Une telle jurisprudence était
de nature à priver un journaliste du statut de journaliste professionnel au
seul motif qu'il travaille pour plusieurs sociétés de presse ou agence de
presse, dont aucune ne lui verse plus de la moitié de ses ressources.
Cette position conduisait également
à retenir qu'un rédacteur payé à la pige par deux sociétés de presse pouvait
prétendre au statut de journaliste professionnel dans le cadre de sa
collaboration avec celle qui lui procure 51 % de ses ressources mais qu'il ne
pouvait pas bénéficier de ce statut vis-à-vis de la seconde société au seul
motif qu'elle ne lui verse que 49 % de ses ressources.
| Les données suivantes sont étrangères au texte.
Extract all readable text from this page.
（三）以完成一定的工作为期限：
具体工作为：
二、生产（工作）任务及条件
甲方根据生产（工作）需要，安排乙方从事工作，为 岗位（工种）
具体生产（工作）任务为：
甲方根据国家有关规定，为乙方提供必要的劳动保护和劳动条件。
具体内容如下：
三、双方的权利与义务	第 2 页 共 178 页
Selon l'article L7111-3 du Code du
travail : "est journaliste
professionnel toute personne qui a pour activité principale, régulière et
rétribuée, l'exercice de sa profession dans une ou plusieurs entreprises de
presse, publications quotidiennes et périodiques ou agences de presse et qui en
tire le principal de ses ressources".
A la lecture de cet texte, on comprend donc que, pour
pouvoir prétendre au statut de journaliste professionnel, l'intéressé doit
démontrer qu'il tire le principal de ses ressources de l'exercice de cette
profession de journaliste et ce au titre de sa ou ses collaboration(s) avec
"une ou
plusieurs entreprises de presse, publications quotidiennes et périodiques ou
agences de presse".
Un pourvoi en cassation à l'encontre de la cour
d'appel de Douai du 30 novembre 2012 a été formé.
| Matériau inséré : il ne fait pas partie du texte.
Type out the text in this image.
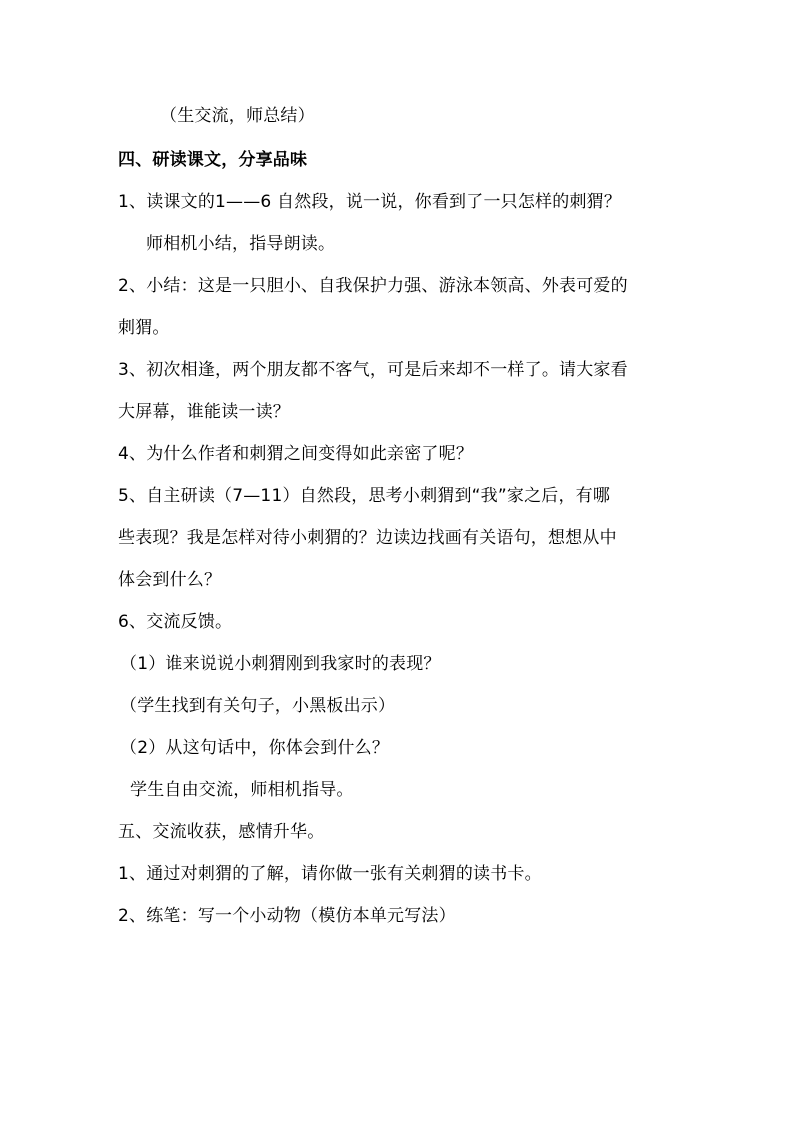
（生交流，师总结）
四、研读课文，分享品味
1、读课文的1——6 自然段，说一说，你看到了一只怎样的刺猬？
师相机小结，指导朗读。
2、小结：这是一只胆小、自我保护力强、游泳本领高、外表可爱的
刺猬。
3、初次相逢，两个朋友都不客气，可是后来却不一样了。请大家看
大屏幕，谁能读一读？
4、为什么作者和刺猬之间变得如此亲密了呢？
5、自主研读（7—11）自然段，思考小刺猬到“我”家之后，有哪
些表现？我是怎样对待小刺猬的？边读边找画有关语句，想想从中
体会到什么？
6、交流反馈。
（1）谁来说说小刺猬刚到我家时的表现？
（学生找到有关句子，小黑板出示）
（2）从这句话中，你体会到什么？
学生自由交流，师相机指导。
五、交流收获，感情升华。
1、通过对刺猬的了解，请你做一张有关刺猬的读书卡。
2、练笔：写一个小动物（模仿本单元写法）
Fort logiquement, par décision du 14 mai 2014, la Cour
de cassation a, au visa de cet article L7111-3 du Code du travail, cassé l'arrêt
de la cour d'appel de Douai.
Elle juge que "la qualité de journaliste professionnel s'acquiert au regard des
ressources que l'intéressé tire principalement de l'exercice de la profession
de journaliste sans se limiter à celles provenant de l'entreprise de
presse, publication ou agence de presse à laquelle il collabore".
C'est donc bien en fonction
de l'ensemble des ressources tirées de l'activité de journaliste - et non pas
collaboration par collaboration - que doit être appréciée la condition relative aux ressources
posée par l'article L7111-3 du Code du travail.
Cet arrêt de la Cour de
cassation ne peut qu'être approuvé car la Cour d'appel de Douai avait
manifestement ajouté à l'article L7111-3 du Code du travail une condition qu'il ne contient pas.
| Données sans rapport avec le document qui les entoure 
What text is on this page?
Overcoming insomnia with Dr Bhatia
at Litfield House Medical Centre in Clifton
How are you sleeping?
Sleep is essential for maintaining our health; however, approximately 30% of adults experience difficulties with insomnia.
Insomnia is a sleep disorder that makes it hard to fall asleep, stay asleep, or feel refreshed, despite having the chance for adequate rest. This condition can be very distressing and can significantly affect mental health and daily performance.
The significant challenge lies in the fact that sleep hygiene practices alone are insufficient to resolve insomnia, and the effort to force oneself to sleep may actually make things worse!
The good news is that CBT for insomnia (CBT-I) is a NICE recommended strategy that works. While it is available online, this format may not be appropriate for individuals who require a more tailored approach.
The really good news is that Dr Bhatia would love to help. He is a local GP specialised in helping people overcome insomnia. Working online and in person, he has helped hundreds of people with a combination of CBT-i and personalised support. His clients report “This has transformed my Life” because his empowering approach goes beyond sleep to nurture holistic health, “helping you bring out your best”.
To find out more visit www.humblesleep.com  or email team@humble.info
Dans ce même arrêt du 14 mai
2014, la Cour de cassation rappelle (ce qu'elle est contrainte de faire
régulièrement) que "lorsqu'est
établie l'activité principale, régulière et rétribuée du journaliste
tirant le principal de ses ressources de cette activité, c'est à l'entreprise
de presse de combattre la présomption d'existence d'un contrat de travail en
résultant" et non pas au journaliste professionnel qui bénéfice de
cette présomption légale de salariat d'apporter la preuve de l'existence d'un
lien de subordination.
Il s'agit là de rappeler
quelles sont les conséquences d'une présomption légale sur la charge de la preuve.
C'est à celui qui veut renverser la présomption de salariat attaché au statut
de journaliste professionnel d'apporter la preuve qu'il n'a pas été l'employeur
de ce journaliste.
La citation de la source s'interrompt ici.